A copy of the actual letter can be downloaded by clicking on the image at left (1.5 MB .pdf file)

Sept 30th [1935]

Dear Edgar [Johnston],

The following details are in amplification of my original regarding delay in reaching a final decision re radio aids.

We paid a visit to Berlin last week and had a good go over the Lorenz "blind" landing system and were very impressed with it for low ceiling approach work. However I do not think the art has yet reached the stage where "hooded" landings are a regular possibility.

After thinking over the system we came to the conclusion that the scheme could be extended and employed as a navigation aid in a similar manner to the U.S.A. radio range outfit.

After a day's hard thinking we went back to the Lorenz people and placed our problem before them.
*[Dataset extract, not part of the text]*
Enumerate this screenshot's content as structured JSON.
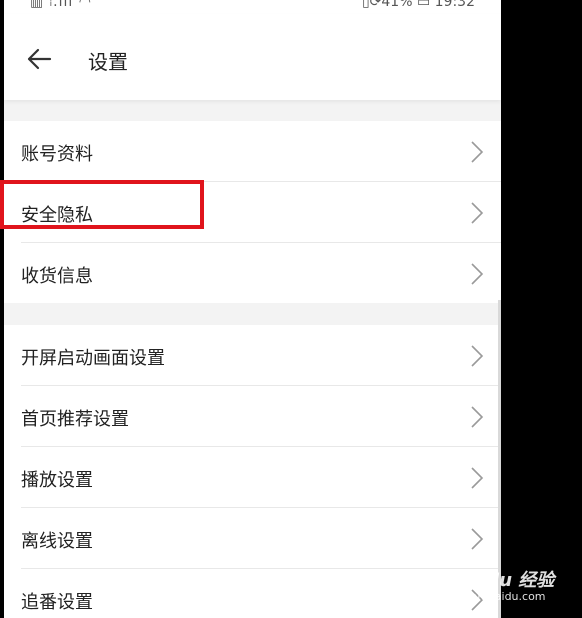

They agreed that our conclusions were correct and in fact they had placed a proposal before the Swedish government for an air route organization working on those lines.
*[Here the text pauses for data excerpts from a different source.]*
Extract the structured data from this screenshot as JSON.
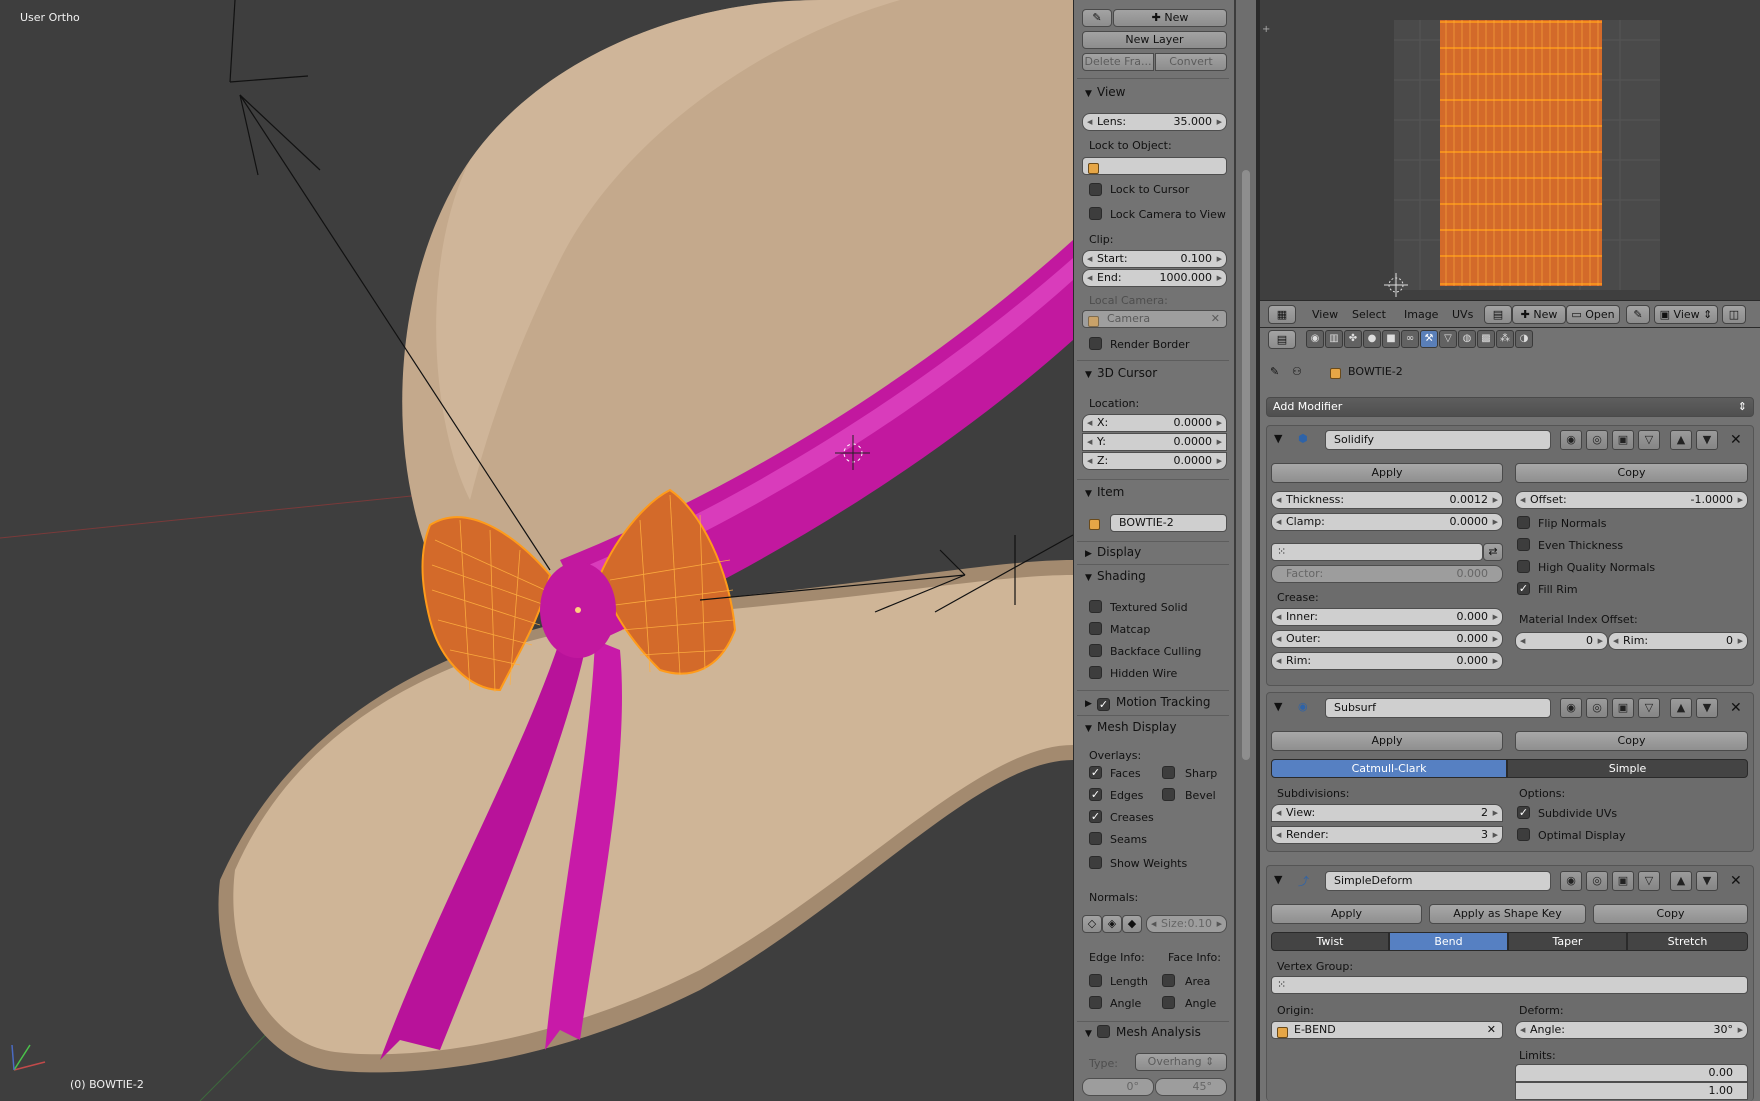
{
  "viewport": {
    "view_name": "User Ortho",
    "object_status": "(0) BOWTIE-2",
    "colors": {
      "hat": "#c7ac8f",
      "ribbon": "#c815a6",
      "wire": "#ff9b1a",
      "bg": "#3e3e3e"
    }
  },
  "npanel": {
    "grease_pencil": {
      "new_label": "New",
      "new_layer_label": "New Layer",
      "delete_frame_label": "Delete Fra...",
      "convert_label": "Convert"
    },
    "view": {
      "header": "View",
      "lens_label": "Lens:",
      "lens_value": "35.000",
      "lock_to_object_label": "Lock to Object:",
      "lock_to_cursor_label": "Lock to Cursor",
      "lock_camera_label": "Lock Camera to View",
      "clip_label": "Clip:",
      "clip_start_label": "Start:",
      "clip_start_value": "0.100",
      "clip_end_label": "End:",
      "clip_end_value": "1000.000",
      "local_camera_label": "Local Camera:",
      "camera_placeholder": "Camera",
      "render_border_label": "Render Border"
    },
    "cursor": {
      "header": "3D Cursor",
      "location_label": "Location:",
      "x_label": "X:",
      "x_value": "0.0000",
      "y_label": "Y:",
      "y_value": "0.0000",
      "z_label": "Z:",
      "z_value": "0.0000"
    },
    "item": {
      "header": "Item",
      "name": "BOWTIE-2"
    },
    "display": {
      "header": "Display"
    },
    "shading": {
      "header": "Shading",
      "textured_solid": "Textured Solid",
      "matcap": "Matcap",
      "backface_culling": "Backface Culling",
      "hidden_wire": "Hidden Wire"
    },
    "motion_tracking": {
      "header": "Motion Tracking"
    },
    "mesh_display": {
      "header": "Mesh Display",
      "overlays_label": "Overlays:",
      "faces": "Faces",
      "sharp": "Sharp",
      "edges": "Edges",
      "bevel": "Bevel",
      "creases": "Creases",
      "seams": "Seams",
      "show_weights": "Show Weights",
      "normals_label": "Normals:",
      "size_label": "Size:",
      "size_value": "0.10",
      "edge_info_label": "Edge Info:",
      "face_info_label": "Face Info:",
      "length": "Length",
      "area": "Area",
      "edge_angle": "Angle",
      "face_angle": "Angle"
    },
    "mesh_analysis": {
      "header": "Mesh Analysis",
      "type_label": "Type:",
      "type_value": "Overhang",
      "min_value": "0°",
      "max_value": "45°"
    }
  },
  "uv_header": {
    "menu_view": "View",
    "menu_select": "Select",
    "menu_image": "Image",
    "menu_uvs": "UVs",
    "new_label": "New",
    "open_label": "Open",
    "view_label": "View"
  },
  "properties": {
    "object_name": "BOWTIE-2",
    "add_modifier_label": "Add Modifier",
    "solidify": {
      "name": "Solidify",
      "apply_label": "Apply",
      "copy_label": "Copy",
      "thickness_label": "Thickness:",
      "thickness_value": "0.0012",
      "offset_label": "Offset:",
      "offset_value": "-1.0000",
      "clamp_label": "Clamp:",
      "clamp_value": "0.0000",
      "flip_normals": "Flip Normals",
      "even_thickness": "Even Thickness",
      "high_quality_normals": "High Quality Normals",
      "fill_rim": "Fill Rim",
      "factor_label": "Factor:",
      "factor_value": "0.000",
      "crease_label": "Crease:",
      "inner_label": "Inner:",
      "inner_value": "0.000",
      "outer_label": "Outer:",
      "outer_value": "0.000",
      "rim_label": "Rim:",
      "rim_value": "0.000",
      "material_offset_label": "Material Index Offset:",
      "material_offset_value": "0",
      "mat_rim_label": "Rim:",
      "mat_rim_value": "0"
    },
    "subsurf": {
      "name": "Subsurf",
      "apply_label": "Apply",
      "copy_label": "Copy",
      "catmull_label": "Catmull-Clark",
      "simple_label": "Simple",
      "subdivisions_label": "Subdivisions:",
      "view_label": "View:",
      "view_value": "2",
      "render_label": "Render:",
      "render_value": "3",
      "options_label": "Options:",
      "subdivide_uvs": "Subdivide UVs",
      "optimal_display": "Optimal Display"
    },
    "simpledeform": {
      "name": "SimpleDeform",
      "apply_label": "Apply",
      "apply_shape_key_label": "Apply as Shape Key",
      "copy_label": "Copy",
      "twist_label": "Twist",
      "bend_label": "Bend",
      "taper_label": "Taper",
      "stretch_label": "Stretch",
      "vertex_group_label": "Vertex Group:",
      "origin_label": "Origin:",
      "origin_value": "E-BEND",
      "deform_label": "Deform:",
      "angle_label": "Angle:",
      "angle_value": "30°",
      "limits_label": "Limits:",
      "limit_min": "0.00",
      "limit_max": "1.00"
    }
  }
}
The advantages were so great that we felt that the whole matter required very considerable and detailed consideration and have arranged for the Lorenz people to go into the matter in detail. Their engineers are now working on the job and are to give us the necessary information as soon as available.

Broadly speaking the advantages are:

1/ Freedom from atmospheric interference
2/ Absence from multiple courses
3/ Provision of blind or low ceiling landing aids
4/ All advantages of U.S.A. radio range and none of its disadvantages
5/ Economy and flexibility due to very simple and cheap aerial system employed.

The disadvantages that are known are:

1/ Limited range - say approx. 100 miles
2/ Greater attention necessary to shielding of aircraft ignition and electrical gear.

Of these disadvantages the range is no more than could be obtained with the U.S.A. system and is sufficient for the majority of cases. Regarding the second, this is simply a matter of maintenance and is neither costly nor impossible - neither is it impracticable.

Regarding the advantages, 1/ is a well known fact, 2/ is borne out by the installation at Zurich where no trouble is experienced and is due to the fact that ultra-high frequencies are absorbed to a greater degree than lower frequencies and there is thus less reflection. The other advantages are just facts which examination of the system has disclosed.

We are still working on high frequency D/F for Darwin and hope to get this finalized in the next two weeks but it is very hard to obtain information as your experience must have proved.

I think that covers the present position and am hoping that an early decision can be reached as I am getting fed up with the continual hunting for the truth. Winter is closing in rapidly and I long to get on our way back home.

Regards to Dave [Ross], Mc [A R McComb], Stan [Coles] and Co.